Large Cap

Investments

Large cap refers to companies ranked 1 to 100 by full market capitalisation on Indian stock exchanges. SEBI mandates that large-cap mutual funds invest at least 80% in large-cap stocks. These are India's most stable, liquid, and well-researched companies.

In detail

SEBI categorisation: Large cap = top 100 companies by market cap, Mid cap = 101st to 250th company, Small cap = 251st and below.nnThe efficient market hypothesis is most applicable to large caps -- these stocks are heavily analysed and mispriced opportunities are rare. This is why most active large-cap fund managers fail to beat the Nifty 50 index over 10+ year periods after fees. For large-cap allocation, Nifty 50 or Nifty 100 index funds at 0.1-0.2% expense ratio typically outperform active large-cap funds at 1-1.5%.

Formula

Market Cap = Current share price x Total shares outstanding For top 100 companies by market cap to qualify as large-cap (threshold changes as market cap evolves -- check AMFI bi-annual list)

Real-life example

🇮🇳 India example

In 2024, the top 100 companies include those with Rs 20,000+ crore market cap. TCS at Rs 14+ lakh crore, Reliance at Rs 19+ lakh crore are mega-caps within large-cap. A Nifty 50 index fund invests proportionally across the top 50, giving retail investors instant diversified large-cap exposure.

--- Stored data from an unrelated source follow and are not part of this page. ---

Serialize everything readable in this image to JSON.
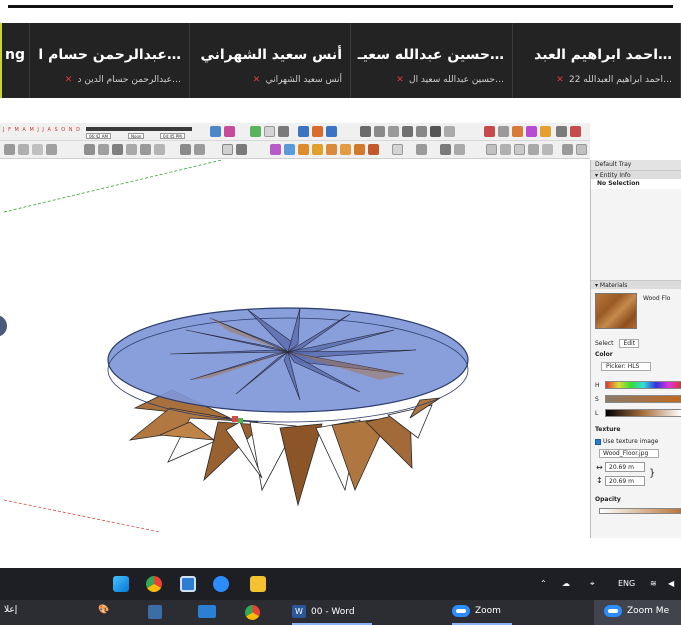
{
  "participants": [
    {
      "name": "…احمد ابراهيم العبد",
      "sub": "…احمد ابراهيم العبدالله 22"
    },
    {
      "name": "…حسين عبدالله سعيـ",
      "sub": "…حسين عبدالله سعيد ال"
    },
    {
      "name": "أنس سعيد الشهراني",
      "sub": "أنس سعيد الشهراني"
    },
    {
      "name": "…عبدالرحمن حسام ا",
      "sub": "…عبدالرحمن حسام الدين د"
    },
    {
      "name": "ng",
      "sub": ""
    }
  ],
  "sketchup": {
    "shadow_months": "J F M A M J J A S O N D",
    "time_left": "06:42 AM",
    "time_mid": "Noon",
    "time_right": "04:45 PM"
  },
  "tray": {
    "title": "Default Tray",
    "entity_info": "Entity Info",
    "no_selection": "No Selection",
    "materials": "Materials",
    "material_name": "Wood Flo",
    "select_tab": "Select",
    "edit_tab": "Edit",
    "color_label": "Color",
    "picker_label": "Picker: HLS",
    "h_label": "H",
    "s_label": "S",
    "l_label": "L",
    "texture_label": "Texture",
    "use_texture": "Use texture image",
    "texture_file": "Wood_Floor.jpg",
    "dim_w": "20.69 m",
    "dim_h": "20.69 m",
    "opacity_label": "Opacity"
  },
  "taskbar": {
    "lang": "ENG",
    "items": {
      "word": "00 - Word",
      "zoom1": "Zoom",
      "zoom2": "Zoom Me",
      "left": "إعلا"
    }
  },
  "colors": {
    "disc": "#7f97d8",
    "wood": "#a8703d",
    "taskbar": "#1d1f24",
    "zoom_blue": "#2d8cff"
  }
}
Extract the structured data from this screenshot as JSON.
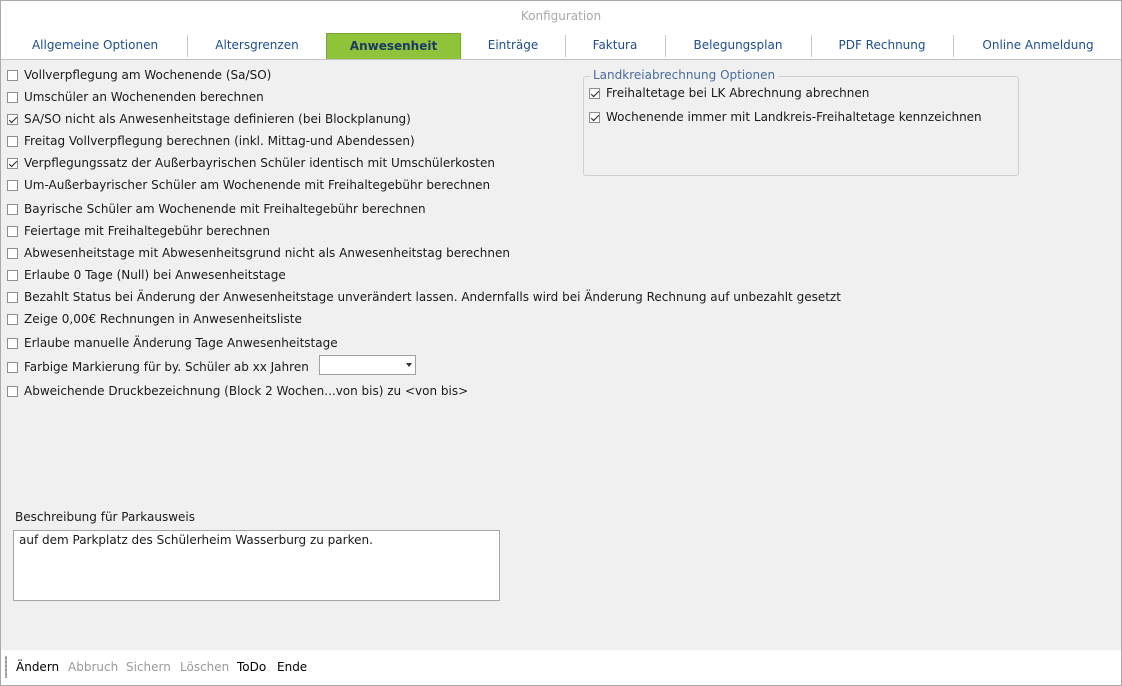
{
  "window": {
    "title": "Konfiguration"
  },
  "tabs": [
    {
      "label": "Allgemeine Optionen",
      "active": false
    },
    {
      "label": "Altersgrenzen",
      "active": false
    },
    {
      "label": "Anwesenheit",
      "active": true
    },
    {
      "label": "Einträge",
      "active": false
    },
    {
      "label": "Faktura",
      "active": false
    },
    {
      "label": "Belegungsplan",
      "active": false
    },
    {
      "label": "PDF Rechnung",
      "active": false
    },
    {
      "label": "Online Anmeldung",
      "active": false
    }
  ],
  "options": [
    {
      "label": "Vollverpflegung am Wochenende (Sa/SO)",
      "checked": false
    },
    {
      "label": "Umschüler an Wochenenden berechnen",
      "checked": false
    },
    {
      "label": "SA/SO nicht als Anwesenheitstage definieren (bei Blockplanung)",
      "checked": true
    },
    {
      "label": "Freitag Vollverpflegung berechnen (inkl. Mittag-und Abendessen)",
      "checked": false
    },
    {
      "label": "Verpflegungssatz der Außerbayrischen Schüler identisch mit Umschülerkosten",
      "checked": true
    },
    {
      "label": "Um-Außerbayrischer Schüler am Wochenende mit Freihaltegebühr berechnen",
      "checked": false
    },
    {
      "label": "Bayrische Schüler am Wochenende mit Freihaltegebühr berechnen",
      "checked": false
    },
    {
      "label": "Feiertage mit Freihaltegebühr berechnen",
      "checked": false
    },
    {
      "label": "Abwesenheitstage mit Abwesenheitsgrund nicht als Anwesenheitstag berechnen",
      "checked": false
    },
    {
      "label": "Erlaube 0 Tage (Null) bei Anwesenheitstage",
      "checked": false
    },
    {
      "label": "Bezahlt Status bei Änderung der Anwesenheitstage unverändert lassen. Andernfalls wird bei Änderung Rechnung auf unbezahlt gesetzt",
      "checked": false
    },
    {
      "label": "Zeige 0,00€ Rechnungen in Anwesenheitsliste",
      "checked": false
    },
    {
      "label": "Erlaube manuelle Änderung Tage Anwesenheitstage",
      "checked": false
    },
    {
      "label": "Farbige Markierung für by. Schüler ab xx Jahren",
      "checked": false
    },
    {
      "label": "Abweichende Druckbezeichnung (Block 2 Wochen...von bis) zu <von bis>",
      "checked": false
    }
  ],
  "age_select": {
    "value": ""
  },
  "landkreis": {
    "title": "Landkreiabrechnung Optionen",
    "options": [
      {
        "label": "Freihaltetage bei LK Abrechnung abrechnen",
        "checked": true
      },
      {
        "label": "Wochenende immer mit Landkreis-Freihaltetage kennzeichnen",
        "checked": true
      }
    ]
  },
  "parkausweis": {
    "label": "Beschreibung für Parkausweis",
    "value": "auf dem Parkplatz des Schülerheim Wasserburg zu parken."
  },
  "footer": {
    "aendern": "Ändern",
    "abbruch": "Abbruch",
    "sichern": "Sichern",
    "loeschen": "Löschen",
    "todo": "ToDo",
    "ende": "Ende"
  }
}
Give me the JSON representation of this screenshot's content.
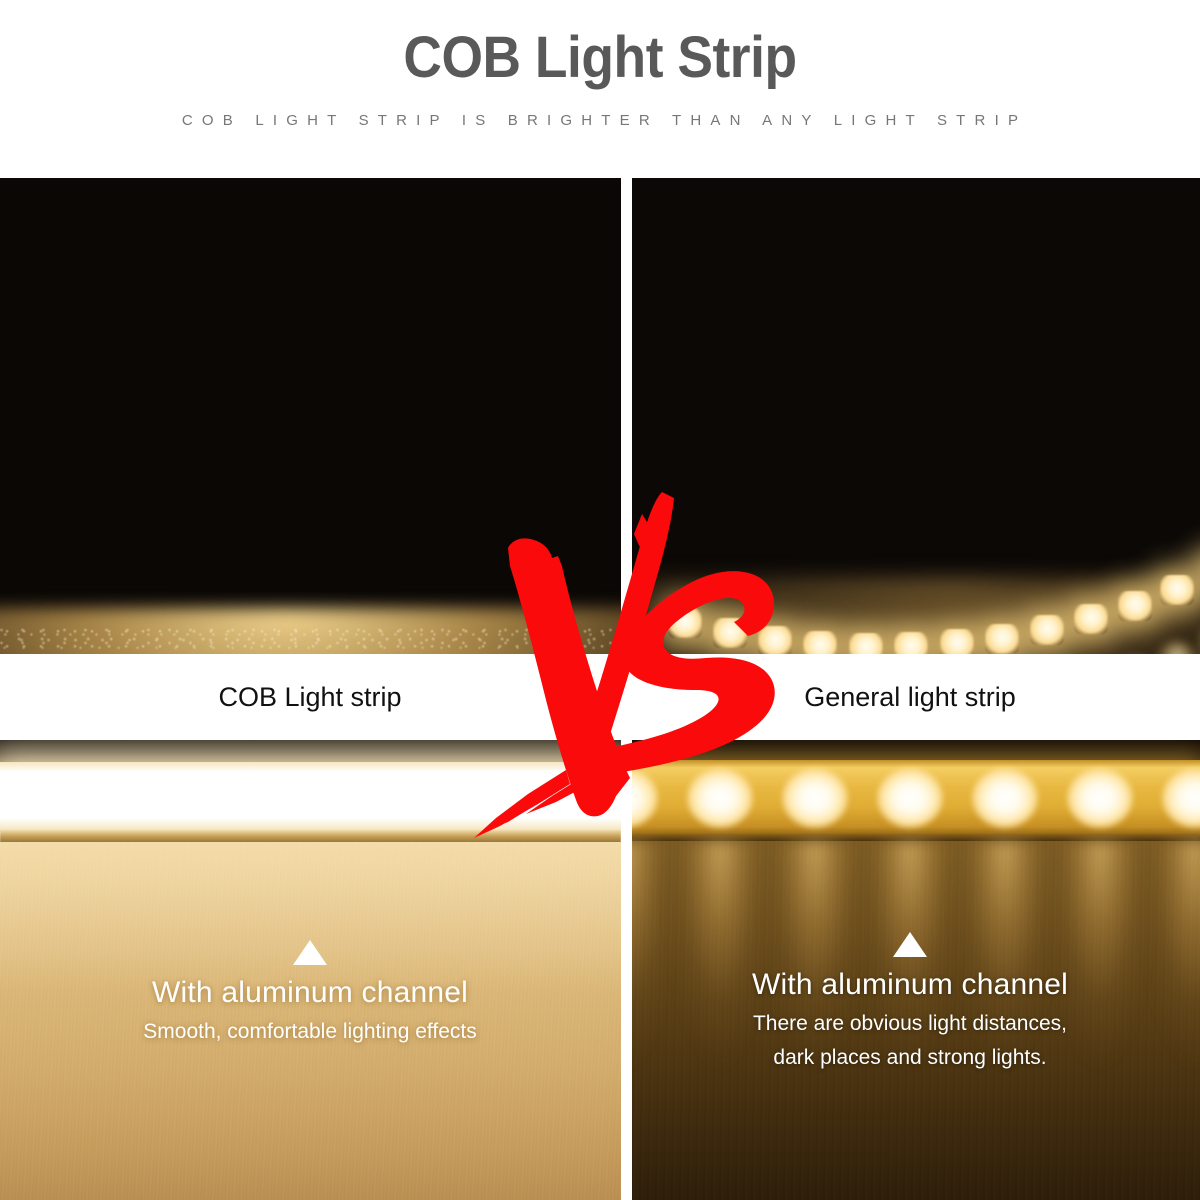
{
  "header": {
    "title": "COB Light Strip",
    "subtitle": "COB LIGHT STRIP IS BRIGHTER THAN ANY LIGHT STRIP",
    "title_color": "#595959",
    "subtitle_color": "#777777"
  },
  "comparison": {
    "vs_label": "VS",
    "vs_color": "#FA0A0A",
    "left": {
      "strip_label": "COB Light strip",
      "caption_heading": "With aluminum channel",
      "caption_lines": [
        "Smooth, comfortable lighting effects"
      ],
      "marker_icon": "triangle-up-icon"
    },
    "right": {
      "strip_label": "General light strip",
      "caption_heading": "With aluminum channel",
      "caption_lines": [
        "There are obvious light distances,",
        "dark places and strong lights."
      ],
      "marker_icon": "triangle-up-icon"
    }
  },
  "photos": {
    "top_left": "cob-strip-reel-continuous-photo",
    "top_right": "smd-strip-reel-dotted-photo",
    "bottom_left": "aluminum-channel-even-light-photo",
    "bottom_right": "aluminum-channel-spotty-light-photo"
  }
}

Frequently asked questions

Large cap vs mid cap -- which is better for SIP?
Large cap: better for capital preservation, stable returns, shorter timeframes (5-7 years). Mid cap: better for higher return potential, longer timeframes (10+ years), higher risk tolerance. Most advisors recommend a core of large-cap (60%) with satellite mid and small-cap (40%) for balanced equity allocation.